Even vividly imagining the future reward hasn’t translated to consistent action on my part. What generally transpires is a short duration of time on task followed by temptations and distractions, followed by a much longer stretch of time doing just the opposite of what the good-intention game plan spelled out. That particular schedule hasn’t done much to expose my six-pack, which is currently well protected and hidden. Exercise? I thought you said extra fries.
Inevitably, streaks of focus often included trips to the gym because I believe my great personality could use a banging body. According to the googles, the average gym membership costs $58 per month, and 67% of members never set foot inside. Others, like myself, ascribe to the two-months-on, eight-months-off theory of preparing for the runway, the beach, and whatever are skinny jeans.

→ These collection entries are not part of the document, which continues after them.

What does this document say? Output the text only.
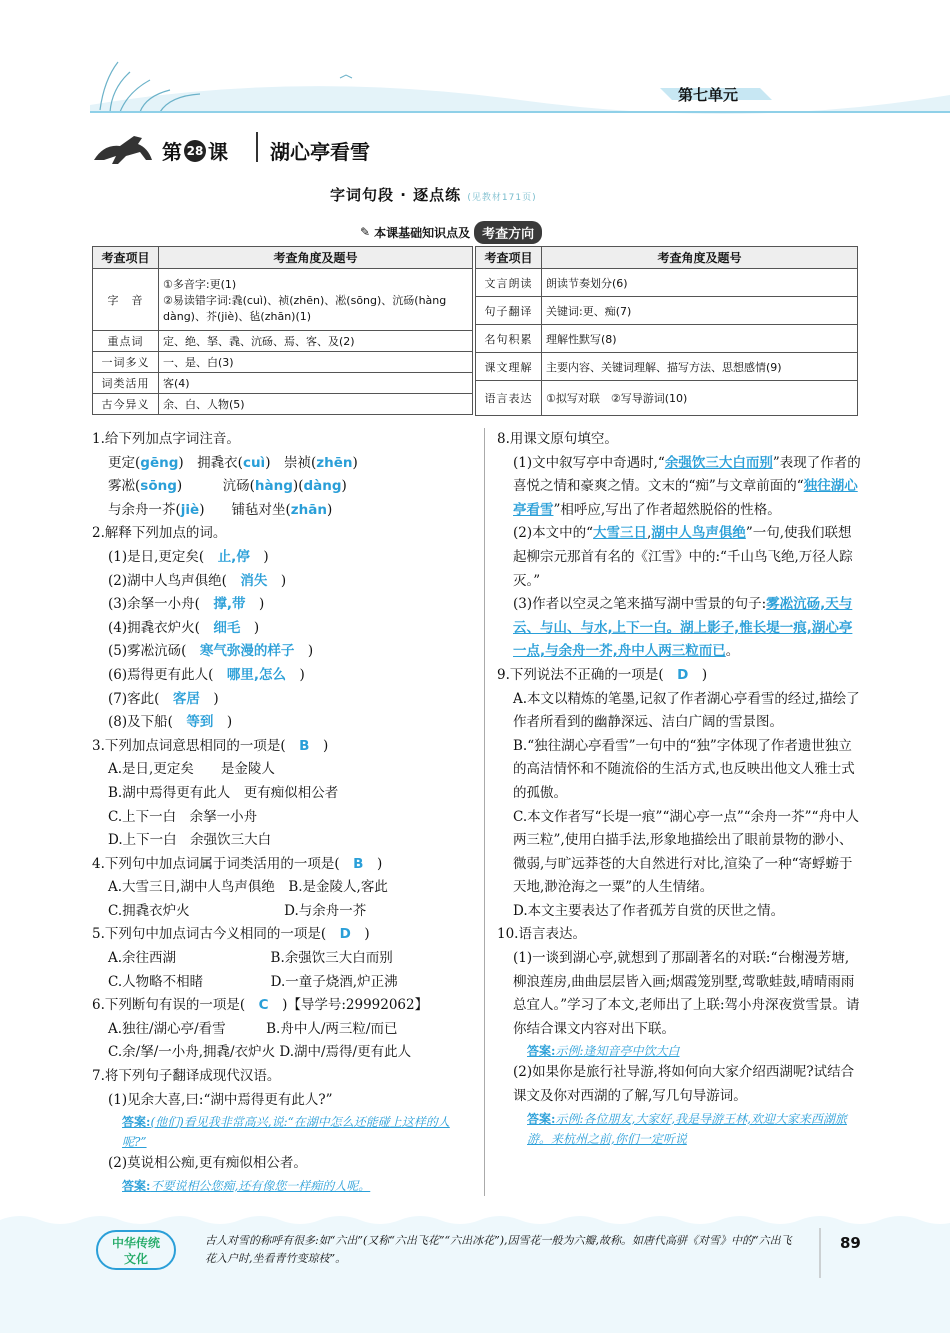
第七单元
第 28 课 湖心亭看雪
字词句段 · 逐点练 (见教材171页)
✎ 本课基础知识点及 考查方向
考查项目	考查角度及题号
字　音	①多音字:更(1)
②易读错字词:毳(cuì)、祯(zhēn)、凇(sōng)、沆砀(hàng dàng)、芥(jiè)、毡(zhān)(1)

重点词	定、绝、拏、毳、沆砀、焉、客、及(2)
一词多义	一、是、白(3)
词类活用	客(4)
古今异义	余、白、人物(5)
考查项目	考查角度及题号
文言朗读	朗读节奏划分(6)
句子翻译	关键词:更、痴(7)
名句积累	理解性默写(8)
课文理解	主要内容、关键词理解、描写方法、思想感情(9)
语言表达	①拟写对联　②写导游词(10)
1.给下列加点字词注音。
更定(gēng)　拥毳衣(cuì)　崇祯(zhēn)
雾凇(sōng)　　　沆砀(hàng)(dàng)
与余舟一芥(jiè)　　铺毡对坐(zhān)
2.解释下列加点的词。
(1)是日,更定矣(　 止,停　 )
(2)湖中人鸟声俱绝(　 消失　 )
(3)余拏一小舟(　 撑,带　 )
(4)拥毳衣炉火(　 细毛　 )
(5)雾凇沆砀(　 寒气弥漫的样子　 )
(6)焉得更有此人(　 哪里,怎么　 )
(7)客此(　 客居　 )
(8)及下船(　 等到　 )
3.下列加点词意思相同的一项是(　 B　 )
A.是日,更定矣　　是金陵人
B.湖中焉得更有此人　更有痴似相公者
C.上下一白　余拏一小舟
D.上下一白　余强饮三大白
4.下列句中加点词属于词类活用的一项是(　 B　 )
A.大雪三日,湖中人鸟声俱绝　B.是金陵人,客此
C.拥毳衣炉火　　　　　　　D.与余舟一芥
5.下列句中加点词古今义相同的一项是(　 D　 )
A.余往西湖　　　　　　　B.余强饮三大白而别
C.人物略不相睹　　　　　D.一童子烧酒,炉正沸
6.下列断句有误的一项是(　 C　 )【导学号:29992062】
A.独往/湖心亭/看雪　　　B.舟中人/两三粒/而已
C.余/拏/一小舟,拥毳/衣炉火 D.湖中/焉得/更有此人
7.将下列句子翻译成现代汉语。
(1)见余大喜,曰:“湖中焉得更有此人?”
答案:(他们)看见我非常高兴,说:“在湖中怎么还能碰上这样的人呢?”
(2)莫说相公痴,更有痴似相公者。
答案:不要说相公您痴,还有像您一样痴的人呢。
8.用课文原句填空。
(1)文中叙写亭中奇遇时,“余强饮三大白而别”表现了作者的喜悦之情和豪爽之情。文末的“痴”与文章前面的“独往湖心亭看雪”相呼应,写出了作者超然脱俗的性格。
(2)本文中的“大雪三日,湖中人鸟声俱绝”一句,使我们联想起柳宗元那首有名的《江雪》中的:“千山鸟飞绝,万径人踪灭。”
(3)作者以空灵之笔来描写湖中雪景的句子:雾凇沆砀,天与云、与山、与水,上下一白。湖上影子,惟长堤一痕,湖心亭一点,与余舟一芥,舟中人两三粒而已。
9.下列说法不正确的一项是(　 D　 )
A.本文以精炼的笔墨,记叙了作者湖心亭看雪的经过,描绘了作者所看到的幽静深远、洁白广阔的雪景图。
B.“独往湖心亭看雪”一句中的“独”字体现了作者遗世独立的高洁情怀和不随流俗的生活方式,也反映出他文人雅士式的孤傲。
C.本文作者写“长堤一痕”“湖心亭一点”“余舟一芥”“舟中人两三粒”,使用白描手法,形象地描绘出了眼前景物的渺小、微弱,与旷远莽苍的大自然进行对比,渲染了一种“寄蜉蝣于天地,渺沧海之一粟”的人生情绪。
D.本文主要表达了作者孤芳自赏的厌世之情。
10.语言表达。
(1)一谈到湖心亭,就想到了那副著名的对联:“台榭漫芳塘,柳浪莲房,曲曲层层皆入画;烟霞笼别墅,莺歌蛙鼓,晴晴雨雨总宜人。”学习了本文,老师出了上联:驾小舟深夜赏雪景。请你结合课文内容对出下联。
答案:示例:逢知音亭中饮大白
(2)如果你是旅行社导游,将如何向大家介绍西湖呢?试结合课文及你对西湖的了解,写几句导游词。
答案:示例:各位朋友,大家好,我是导游王林,欢迎大家来西湖旅游。来杭州之前,你们一定听说
中华传统
文化
古人对雪的称呼有很多:如“六出”(又称“六出飞花”“六出冰花”),因雪花一般为六瓣,故称。如唐代高骈《对雪》中的“六出飞花入户时,坐看青竹变琼枝”。
89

Early last year, motivation again struck. “This time” it was going to be different. I carved out a dedicated location in the garage, committed on paper to a daily regime, and purchased a set of weights and a bench. (“You did what?”) Nothing too Arnold or The Rock, but more ducats flew out of my wallet than pounds I’d ever been able to bench back in the day. I was set.
I pushed myself hard. For two weeks. Just long enough to come close to again being able to wash my hair and brush my teeth. The stacks of steel weights gathering dust are unfortunately positioned such that my (significantly) better-half regularly starts conversations in that room, “Yo, Thor, when you get a chance … ” Beast mode, indeed. Truly, the road to hell really is paved with good intentions.

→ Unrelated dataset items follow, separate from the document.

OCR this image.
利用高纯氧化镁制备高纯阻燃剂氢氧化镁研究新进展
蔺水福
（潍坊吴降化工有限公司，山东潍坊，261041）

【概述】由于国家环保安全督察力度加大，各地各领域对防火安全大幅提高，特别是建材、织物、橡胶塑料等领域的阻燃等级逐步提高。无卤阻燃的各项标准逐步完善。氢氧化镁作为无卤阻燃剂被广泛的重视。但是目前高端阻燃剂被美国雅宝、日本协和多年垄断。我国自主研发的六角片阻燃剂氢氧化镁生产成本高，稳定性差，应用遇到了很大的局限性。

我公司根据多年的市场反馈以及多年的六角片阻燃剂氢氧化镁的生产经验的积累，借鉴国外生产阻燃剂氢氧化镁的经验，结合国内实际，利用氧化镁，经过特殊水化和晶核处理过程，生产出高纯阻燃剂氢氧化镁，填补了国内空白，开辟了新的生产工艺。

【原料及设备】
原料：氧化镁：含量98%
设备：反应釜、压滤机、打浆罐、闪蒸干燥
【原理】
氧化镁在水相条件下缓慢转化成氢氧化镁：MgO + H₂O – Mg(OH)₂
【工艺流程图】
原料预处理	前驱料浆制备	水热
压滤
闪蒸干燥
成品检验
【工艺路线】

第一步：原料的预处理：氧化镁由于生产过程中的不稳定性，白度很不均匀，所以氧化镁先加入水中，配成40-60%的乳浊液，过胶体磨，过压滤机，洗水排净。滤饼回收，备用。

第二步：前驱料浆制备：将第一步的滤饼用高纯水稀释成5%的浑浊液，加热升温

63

It’s all very perplexing. I know what a win looks like and how to achieve it. That being stated, despite a lifetime of checking boxes, constantly challenging myself, and being professionally and personally single-focused, I am clearly a master at putting the “pro” in procrastinate by devaluing select present-day goals — even those that I would classify as important to my own self-concept — basically because they are difficult and unattractive because of the simple fact that the associated work takes focus and effort.
I’m not alone, I suppose, but not proud of that observation, either.
I reckon that that the solution is an equation with equal parts finding balance, better time management, getting peeved enough to get off the couch, setting modest goals, and having a very healthy dose of sticktuativeness. And then, hopefully, when, inevitably, one again reaches the precipice “Nah, tomorrow,” there will appear the faintest signs of progress toward achievement of a goal. Something that tips the mind’s eye from “the curse’s” potential anguish to
I Got This and then finally, one day perhaps down the line a piece, to actually enjoying the choices made because they do, in fact, increase your personal joy and sense of well-being.
It all still comes back to the fact that, without action, the best intentions in the world are nothing more than that: intentions. Perhaps Pig Pen’s and Joe Btfsplk’s dirt and clouds respectfully represent their authors’ notion that inside each of us exists a propensity to put off tasks that we know darned good and well are the right things to do. The Curse of Good Intentions perpetually hovers over all of us to a degree.
I’d surely love to move those Banjos and Weights clouds out from overhead.